L’ipotesi della scuola che verrà, o meglio che non verrà più, non era un concetto nuovo. Si potrebbe fare un paragone con le leggi “d’armonizzazione” dell’Unione Europea atte ad appianare la piattaforma industriale dell’eurozona, per sostenere il mercato unico europeo. Tuttavia, gli effetti avversi di queste misure sono molto evidenti. Le piccole e medie imprese vengono sopraffatte dall’immensità delle legislazioni, l’innovazione sparisce completamente e la produzione si concentra in determinati paesi (prevalentemente la Germania), a scapito delle economie più deboli oppure in sviluppo. In effetti, il progresso di una società dipende dalla capacità di essa di risolvere i problemi in modo innovativo da individui che si adoperano in tutti gli ambiti professionali, academici e artistici con autodeterminazione e libertà. 

Ciò vuol dire che non possiamo aspettare che ogni persona assuma delle funzioni predisposte come succede in un formicaio. Le quote rosa nell’amministrazione cantonale sono un chiaro esempio del paradosso di voler la libertà di scelta cercando, parallelamente, l’uguaglianza di risultato. 
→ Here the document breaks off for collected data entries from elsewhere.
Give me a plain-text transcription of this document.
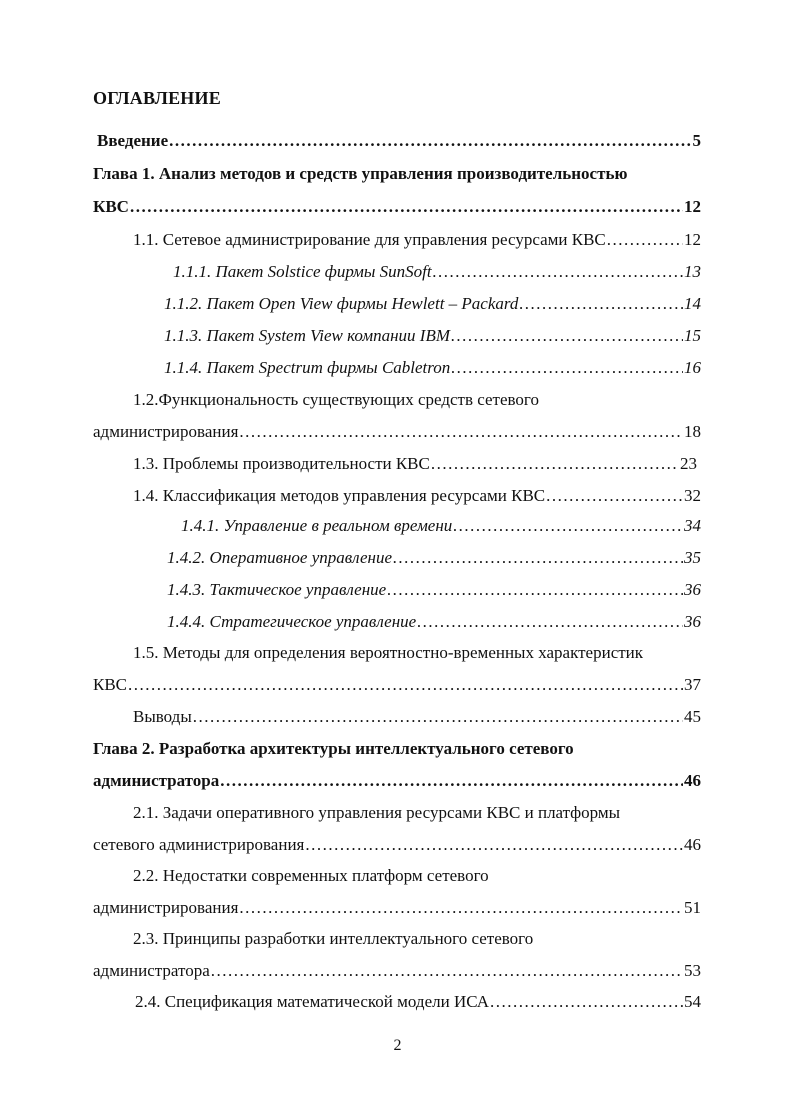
ОГЛАВЛЕНИЕ
Введение .....	5
Глава 1. Анализ методов и средств управления производительностью
КВС .....	12
1.1. Сетевое администрирование для управления ресурсами КВС .....	12
1.1.1. Пакет Solstice фирмы SunSoft .....	13
1.1.2. Пакет Open View фирмы Hewlett – Packard .....	14
1.1.3. Пакет System View компании IBM .....	15
1.1.4. Пакет Spectrum фирмы Cabletron .....	16
1.2.Функциональность существующих средств сетевого
администрирования .....	18
1.3. Проблемы производительности КВС .....	23
1.4. Классификация методов управления ресурсами КВС .....	32
1.4.1. Управление в реальном времени .....	34
1.4.2. Оперативное управление .....	35
1.4.3. Тактическое управление .....	36
1.4.4. Стратегическое управление .....	36
1.5. Методы для определения вероятностно-временных характеристик
КВС .....	37
Выводы .....	45
Глава 2. Разработка архитектуры интеллектуального сетевого
администратора .....	46
2.1. Задачи оперативного управления ресурсами КВС и платформы
сетевого администрирования .....	46
2.2. Недостатки современных платформ сетевого
администрирования .....	51
2.3. Принципы разработки интеллектуального сетевого
администратора .....	53
2.4. Спецификация математической модели ИСА .....	54
2
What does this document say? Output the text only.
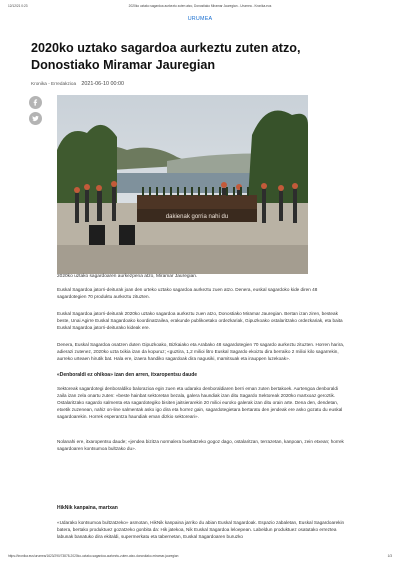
12/12/21 0:23	2020ko uztako sagardoa aurkeztu zuten atzo, Donostiako Miramar Jauregian - Urumea - Kronika.eus
URUMEA
2020ko uztako sagardoa aurkeztu zuten atzo, Donostiako Miramar Jauregian
Kronika - Erredakzioa 2021-06-10 00:00
dakienak gorria nahi du
2020ko uztako sagardoaren aurkezpena atzo, Miramar Jauregian.

Euskal Sagardoa jatorri-deiturak joan den urteko uztako sagardoa aurkeztu zuen atzo. Denera, euskal sagardoko kide diren 48 sagardotegien 70 produktu aurkeztu zituzten.

Euskal Sagardoa jatorri-deiturak 2020ko uztako sagardoa aurkeztu zuen atzo, Donostiako Miramar Jauregian. Bertan izan ziren, besteak beste, Unai Agirre Euskal Sagardoako koordinatzailea, erakunde publikoetako ordezkariak, Gipuzkoako ostalaritzako ordezkariak, eta baita Euskal Sagardoa jatorri-deiturako kideak ere.

Denera, Euskal Sagardoa osatzen duten Gipuzkoako, Bizkaiako eta Arabako 48 sagardotegien 70 sagardo aurkeztu zituzten. Horren harira, adierazi zutenez, 2020ko uzta txikia izan da kopuruz; «guztira, 1,2 milioi litro Euskal Sagardo ekoiztu dira berraiko 2 milioi kilo sagarrekin, aurreko urteaen hirutik bat. Hala ere, izaera handiko sagardoak dira nagusiki, mamitsuak eta irauppen luzekoak».

«Denboraldi ez ohikoa» izan den arren, itxaropentsu daude

Sektoreak sagardotegi denboraldiko balorazioa egin zuen eta udarako denboraldiaren berri eman zuten bertakoek. Aurtengoa denboraldi zaila izan zela onartu zuten: «beste hainbat sektoretan bezala, galera haundiak izan ditu Sagardo Sektoreak 2020ko martxoaz geroztik. Ostalaritzako sagardo salmenta eta sagardotegiko bisiten jaitsierarekin 20 milioi euroko galerak izan ditu orain arte. Dena den, dendetan, etxetik zuzenean, nahiz on-line salmentak asko igo dira eta horrez gain, sagardotegietara bertaratu den jendeak ere asko gozatu du euskal sagardoarekin. Horrek esperantza haundiak eman dizkio sektoreari».

Nolanahi ere, itxaropentsu daude; «jendea bizitza normalera bueltatzeko gogoz dago, ostalaritzan, terrazetan, kanpoan, zein etxean; horrek sagardoaren kontsumoa bultzako du».

HikNik kanpaina, martxan

«Udarako kontsumoa bultzatzeko» asmotan, HikNik kanpaina jarriko du abian Euskal Sagardoak. Espazio zabaletan, Euskal Sagardoarekin batera, bertako produktuez gozatzeko gonbita da: Hik jatekoa, Nik Euskal Sagardoa leloepean. Labeldun produktuez osatutako erreztea labunak banatuko dira ekitaldi, supermerkatu eta tabernetan, Euskal Sagardoaren buruzko

https://kronika.eus/urumea/1623/290/73878-2020ko-uztako-sagardoa-aurkeztu-zuten-atzo-donostiako-miramar-jauregian	1/3
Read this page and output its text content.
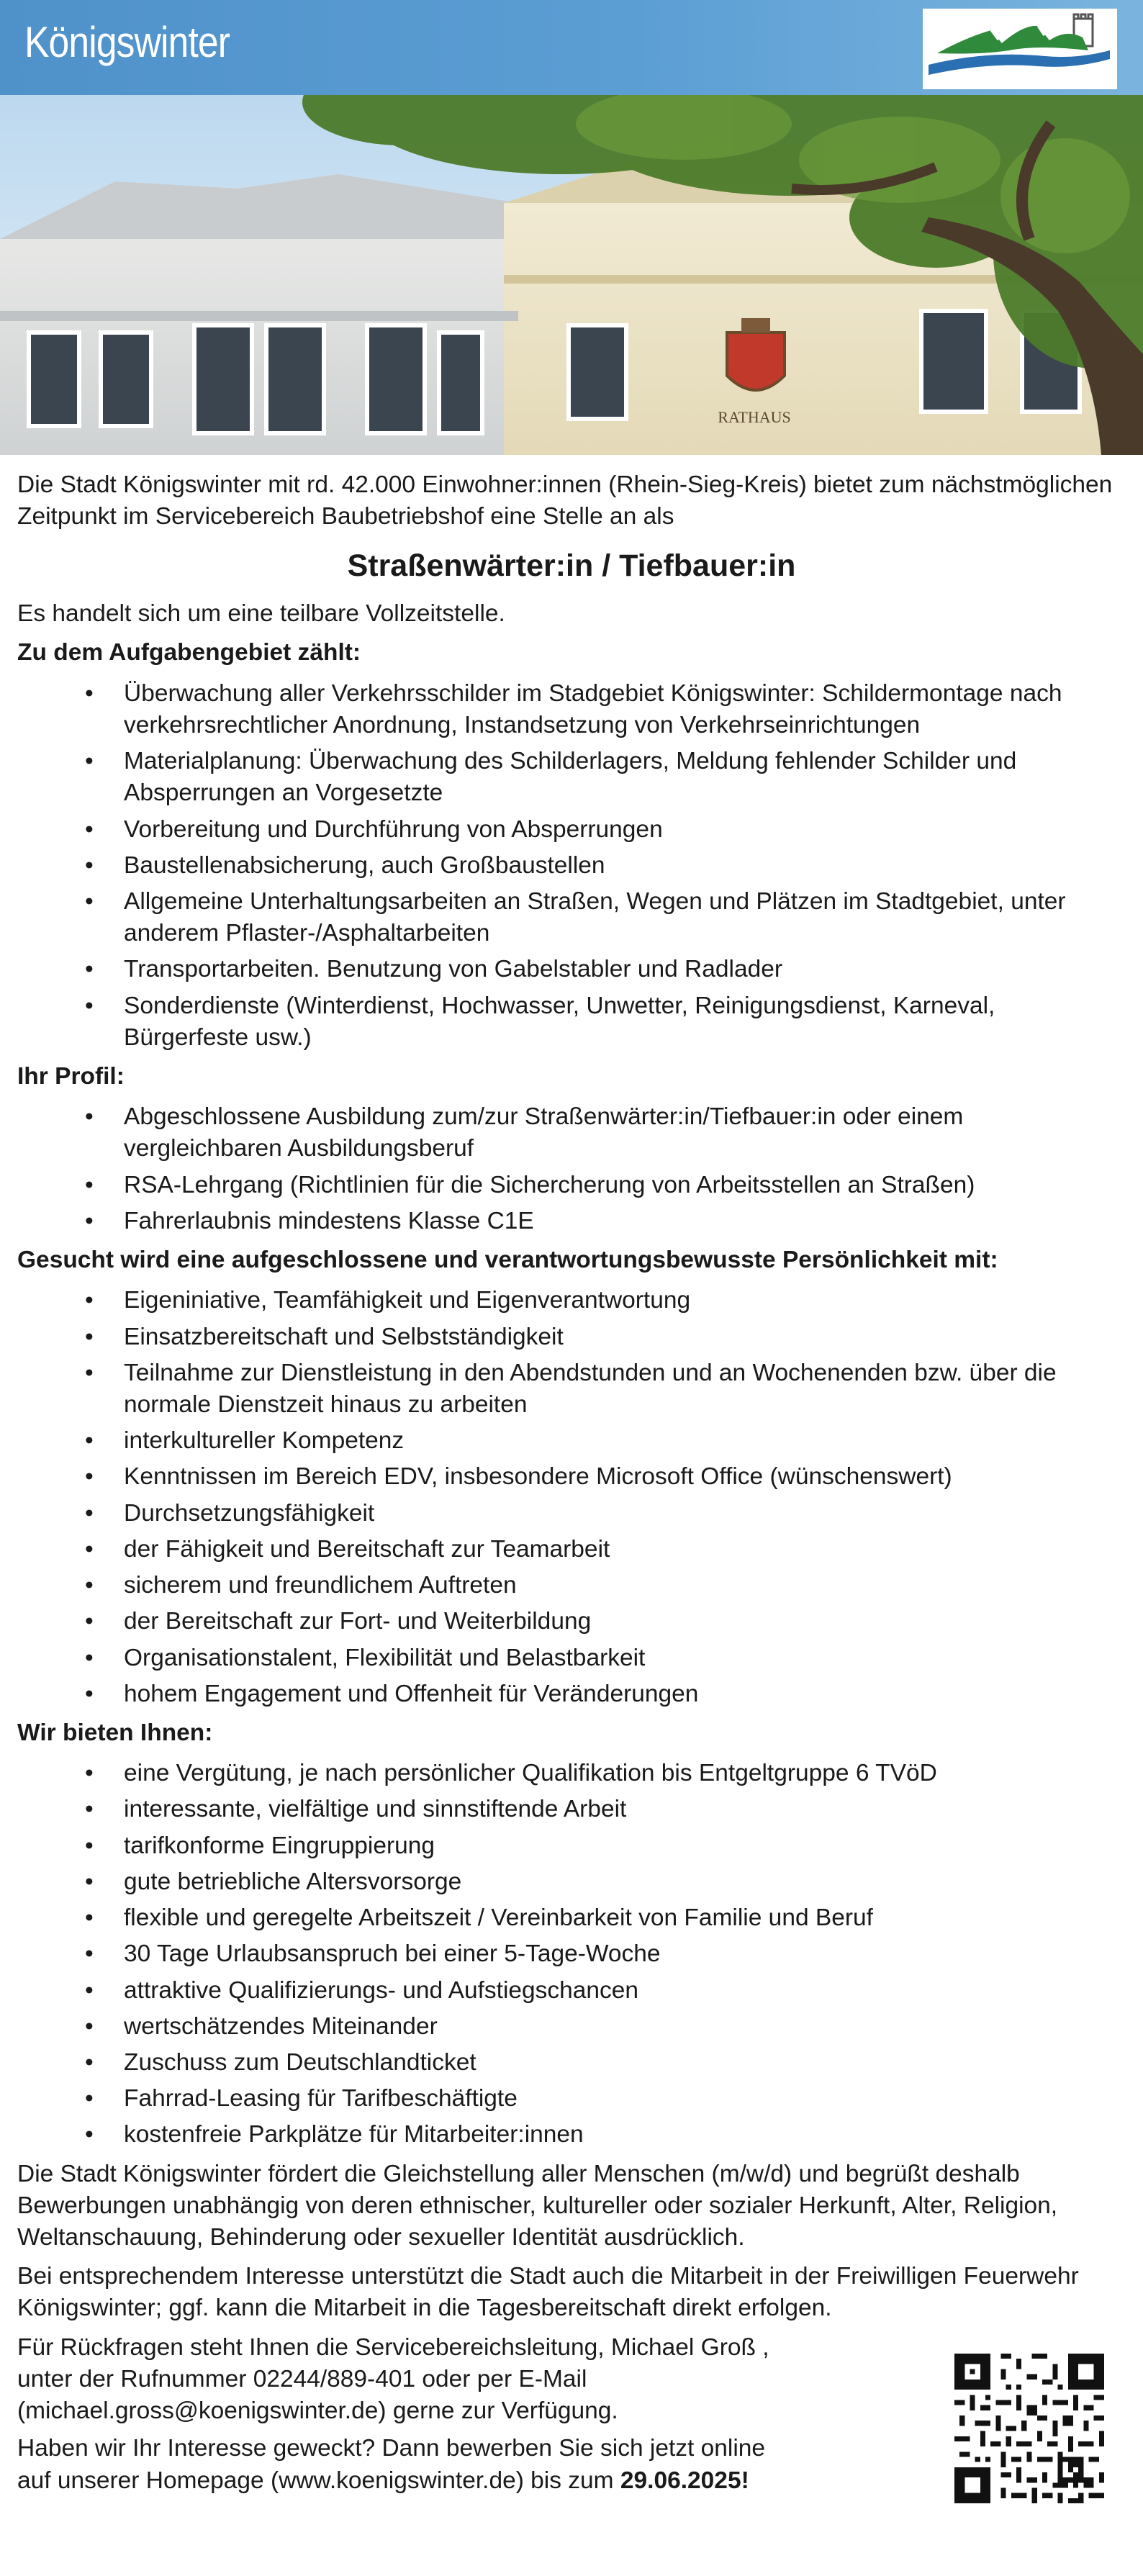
Königswinter
RATHAUS

Die Stadt Königswinter mit rd. 42.000 Einwohner:innen (Rhein-Sieg-Kreis) bietet zum nächstmöglichen Zeitpunkt im Servicebereich Baubetriebshof eine Stelle an als

Straßenwärter:in / Tiefbauer:in

Es handelt sich um eine teilbare Vollzeitstelle.

Zu dem Aufgabengebiet zählt:

• Überwachung aller Verkehrsschilder im Stadgebiet Königswinter: Schildermontage nach verkehrsrechtlicher Anordnung, Instandsetzung von Verkehrseinrichtungen
• Materialplanung: Überwachung des Schilderlagers, Meldung fehlender Schilder und Absperrungen an Vorgesetzte
• Vorbereitung und Durchführung von Absperrungen
• Baustellenabsicherung, auch Großbaustellen
• Allgemeine Unterhaltungsarbeiten an Straßen, Wegen und Plätzen im Stadtgebiet, unter anderem Pflaster-/Asphaltarbeiten
• Transportarbeiten. Benutzung von Gabelstabler und Radlader
• Sonderdienste (Winterdienst, Hochwasser, Unwetter, Reinigungsdienst, Karneval, Bürgerfeste usw.)

Ihr Profil:

• Abgeschlossene Ausbildung zum/zur Straßenwärter:in/Tiefbauer:in oder einem vergleichbaren Ausbildungsberuf
• RSA-Lehrgang (Richtlinien für die Sichercherung von Arbeitsstellen an Straßen)
• Fahrerlaubnis mindestens Klasse C1E

Gesucht wird eine aufgeschlossene und verantwortungsbewusste Persönlichkeit mit:

• Eigeniniative, Teamfähigkeit und Eigenverantwortung
• Einsatzbereitschaft und Selbstständigkeit
• Teilnahme zur Dienstleistung in den Abendstunden und an Wochenenden bzw. über die normale Dienstzeit hinaus zu arbeiten
• interkultureller Kompetenz
• Kenntnissen im Bereich EDV, insbesondere Microsoft Office (wünschenswert)
• Durchsetzungsfähigkeit
• der Fähigkeit und Bereitschaft zur Teamarbeit
• sicherem und freundlichem Auftreten
• der Bereitschaft zur Fort- und Weiterbildung
• Organisationstalent, Flexibilität und Belastbarkeit
• hohem Engagement und Offenheit für Veränderungen

Wir bieten Ihnen:

• eine Vergütung, je nach persönlicher Qualifikation bis Entgeltgruppe 6 TVöD
• interessante, vielfältige und sinnstiftende Arbeit
• tarifkonforme Eingruppierung
• gute betriebliche Altersvorsorge
• flexible und geregelte Arbeitszeit / Vereinbarkeit von Familie und Beruf
• 30 Tage Urlaubsanspruch bei einer 5-Tage-Woche
• attraktive Qualifizierungs- und Aufstiegschancen
• wertschätzendes Miteinander
• Zuschuss zum Deutschlandticket
• Fahrrad-Leasing für Tarifbeschäftigte
• kostenfreie Parkplätze für Mitarbeiter:innen

Die Stadt Königswinter fördert die Gleichstellung aller Menschen (m/w/d) und begrüßt deshalb Bewerbungen unabhängig von deren ethnischer, kultureller oder sozialer Herkunft, Alter, Religion, Weltanschauung, Behinderung oder sexueller Identität ausdrücklich.

Bei entsprechendem Interesse unterstützt die Stadt auch die Mitarbeit in der Freiwilligen Feuerwehr Königswinter; ggf. kann die Mitarbeit in die Tagesbereitschaft direkt erfolgen.

Für Rückfragen steht Ihnen die Servicebereichsleitung, Michael Groß ,
unter der Rufnummer 02244/889-401 oder per E-Mail
(michael.gross@koenigswinter.de) gerne zur Verfügung.
Haben wir Ihr Interesse geweckt? Dann bewerben Sie sich jetzt online
auf unserer Homepage (www.koenigswinter.de) bis zum 29.06.2025!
Quindi, per far si che i giovani diventino cittadini responsabili, innovativi, consci dei loro diritti e obblighi e impegnati realmente per il progresso della comunità, è necessario fare uno sforzo maggiore durante il loro percorso educativo. Sì al pareggio delle opportunità ma massimizzando le loro capacità personali e professionali. Soltanto se i giovani impareranno il rispetto di sé stessi e degli altri, riconoscendo le proprie particolarità, potranno davvero essere protagonisti del loro percorso. Soltanto in questo modo si prepareranno le nuove generazioni per affrontare i grandi quesiti del futuro.

Il prossimo 2 aprile il popolo ticinese potrà decidere in merito alla composizione parlamentare cantonale (Gran Consiglio) il quale rimarrà in carica per 4 anni. Il Gran Consiglio ticinese si occupa di legiferare ed esercita una funzione di controllo sul governo (Consiglio di Stato). Quindi, il risultato della distribuzione di seggi influenzerà senza dubbio sull’andamento del nostro Cantone in materia di sicurezza, finanze, educazione, trasporti e salute pubblica. Perciò considerate le mozioni legislative attuate dall’UDC nell’ultimo decennio e successivamente decidete sul Ticino che verrà.